Figures emerged from the walls. Tall, robed, faceless. Not hostile. Witnesses.

These were the Archive's lost names. The ones once marked EXCISED. They carried no weapons, only pens.

One approached the reader and dipped a pen in the ink forming at her feet.

He wrote beside her line:

And I am still worth becoming.

She gasped.

Others joined. Dozens. Then hundreds.

A new scroll unfurled midair. No boundaries. No seals. An open sprawl of possibility.

Finn stood back, watching it take shape. The Keepers remained kneeling, no longer soldiers, only listeners.

The reader whispered, "We are not authors alone."

"No," Finn said. "We never were."

For hours, the scroll wrote itself, each new voice adding a thread. Some were songs. Others regrets. Some wrote laughter. One wrote a scream that turned into gold.

By the time the ink calmed, the scroll had wrapped around the room like sky.

The reader sat down, exhausted.

Finn joined her.

"What do we do now?" she asked.

Finn smiled.

"We ask the city."

But the city had already begun to answer.

Above them, high in the Temple District, the once-sacred Archive doors burst open. Not from force but from within. Scribes walked out into the night, scrolls in hand, no longer reciting, but rewriting.

In the Glass Halls, a boy born mute picked up a quill and sang his first thought into parchment. In Low Marrow, a thief burned his name and chose another. In the House of Silence, the unspoken finally spoke.

Some shouted.

Others whispered.

But all wrote.

The page had turned.

And the blank the great unspoken had become a place where everyone had a line.

Back in the chamber, the reader traced the final corner of the scroll. Her hand hovered, then fell.

One last line:

This story is no longer theirs.

Finn closed his eyes.

The city exhaled.

And somewhere, far above them, a final bell rang—not in mourning, but in welcome.

Still, not all were ready.

Beyond the spires of the Scriptorium, in towers carved from logic and binding ink, those who built the city's control systems gathered in whisper and fury. They burned paper, erased ledgers, encrypted their thoughts.

"What do we do with a city that won't obey?" one asked.

"Contain it," said another. "Rewrite its choice."

But no ink flowed.

Their pens had grown dry.

Because the Source had moved.

And now, it waited in the hands of the many.

Down below, the blank scroll now luminous with thousands of names fluttered once.

Then split.

Not broken.
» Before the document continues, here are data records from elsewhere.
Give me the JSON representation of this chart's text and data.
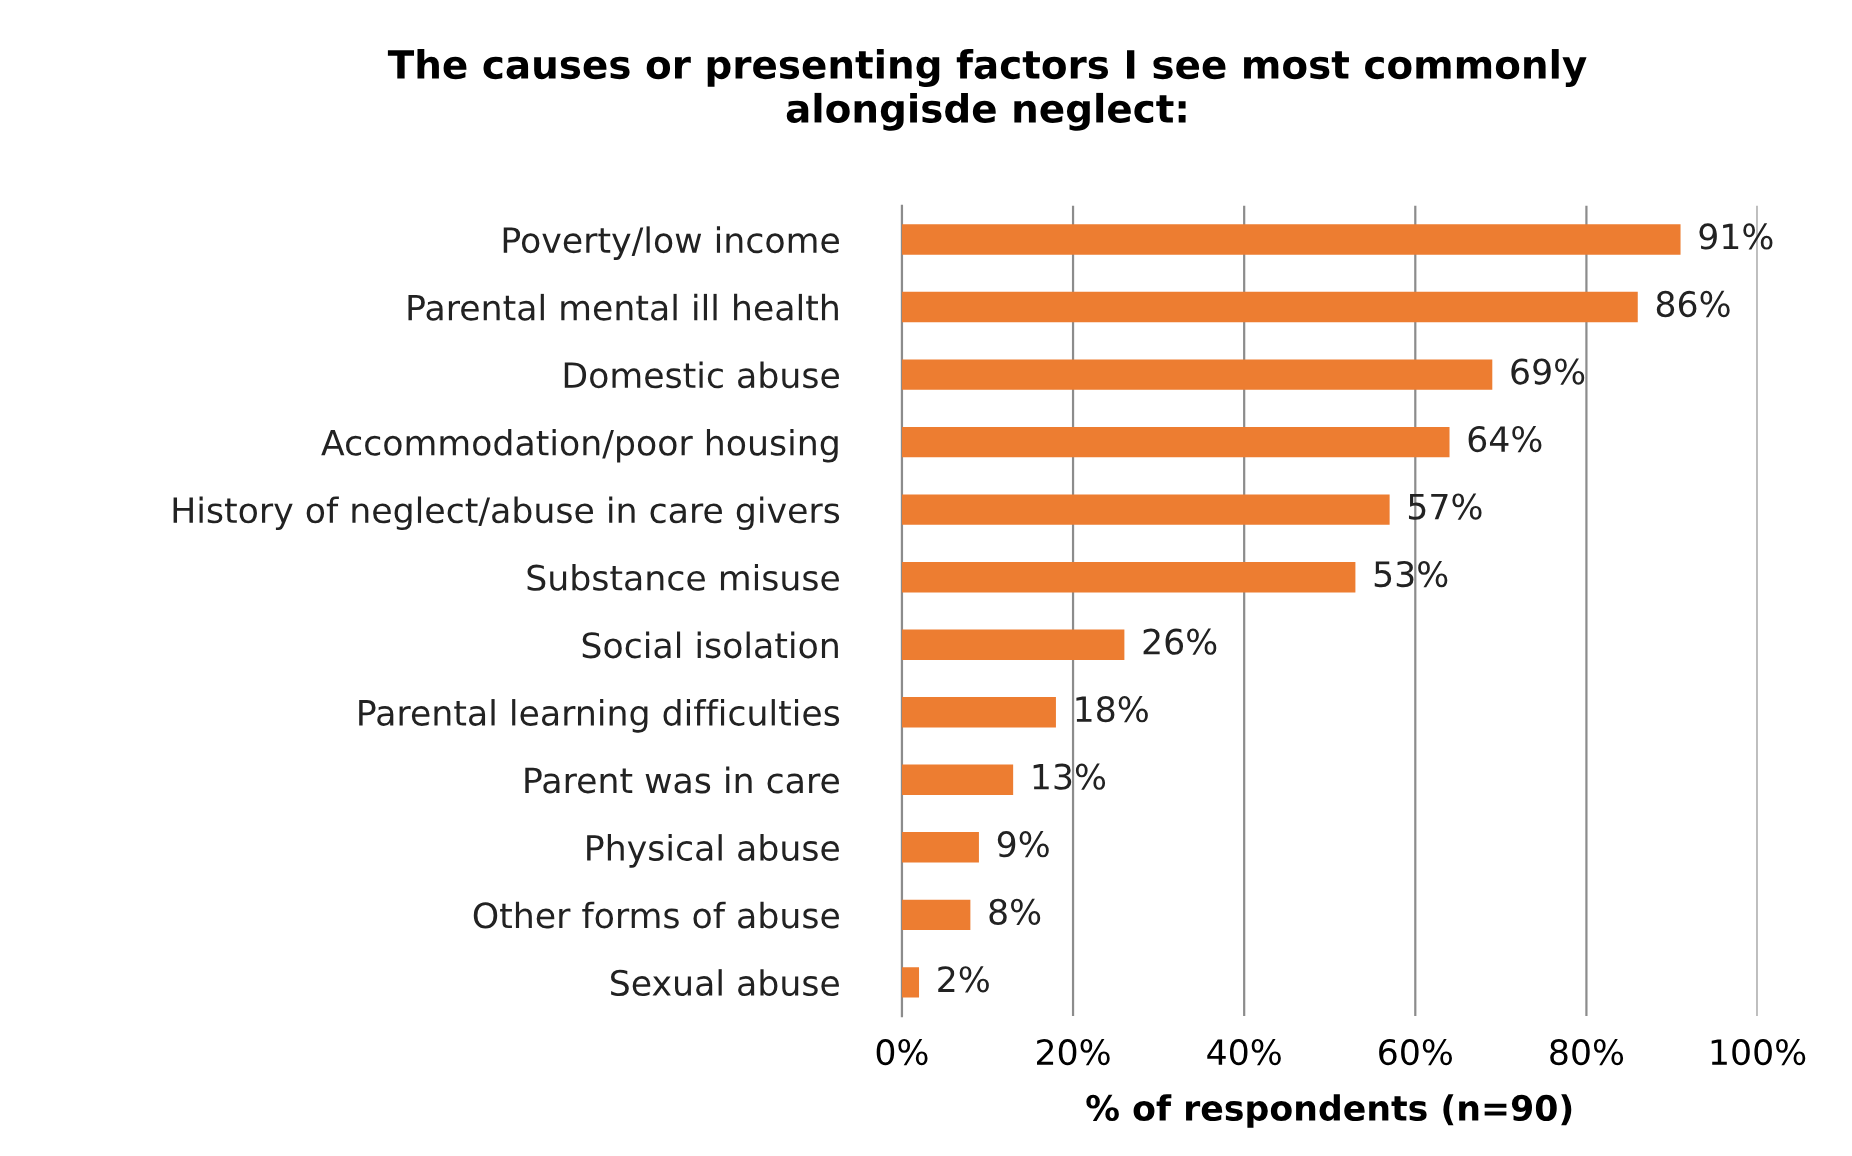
{
  "chart_data": {
    "type": "bar",
    "orientation": "horizontal",
    "title": "The causes or presenting factors I see most commonly\nalongisde neglect:",
    "xlabel": "% of respondents (n=90)",
    "categories": [
      "Poverty/low income",
      "Parental mental ill health",
      "Domestic abuse",
      "Accommodation/poor housing",
      "History of neglect/abuse in care givers",
      "Substance misuse",
      "Social isolation",
      "Parental learning difficulties",
      "Parent was in care",
      "Physical abuse",
      "Other forms of abuse",
      "Sexual abuse"
    ],
    "values": [
      91,
      86,
      69,
      64,
      57,
      53,
      26,
      18,
      13,
      9,
      8,
      2
    ],
    "value_labels": [
      "91%",
      "86%",
      "69%",
      "64%",
      "57%",
      "53%",
      "26%",
      "18%",
      "13%",
      "9%",
      "8%",
      "2%"
    ],
    "color": "#ed7d31",
    "xlim": [
      0,
      100
    ],
    "xticks": [
      {
        "value": 0,
        "label": "0%"
      },
      {
        "value": 20,
        "label": "20%"
      },
      {
        "value": 40,
        "label": "40%"
      },
      {
        "value": 60,
        "label": "60%"
      },
      {
        "value": 80,
        "label": "80%"
      },
      {
        "value": 100,
        "label": "100%"
      }
    ],
    "grid": "x"
  }
}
Shared.

Each line detached like a leaf, drifting into the city's breath. Into schools, and bakeries, and prison cells, and houses built on lost dreams.

And people caught them.

And they wrote.

And in the deepest roots of the Archive, one final stone turned.

Beneath it: a seed.

Not a scroll. Not a name.

Just a question:

Now that you are free what will you become?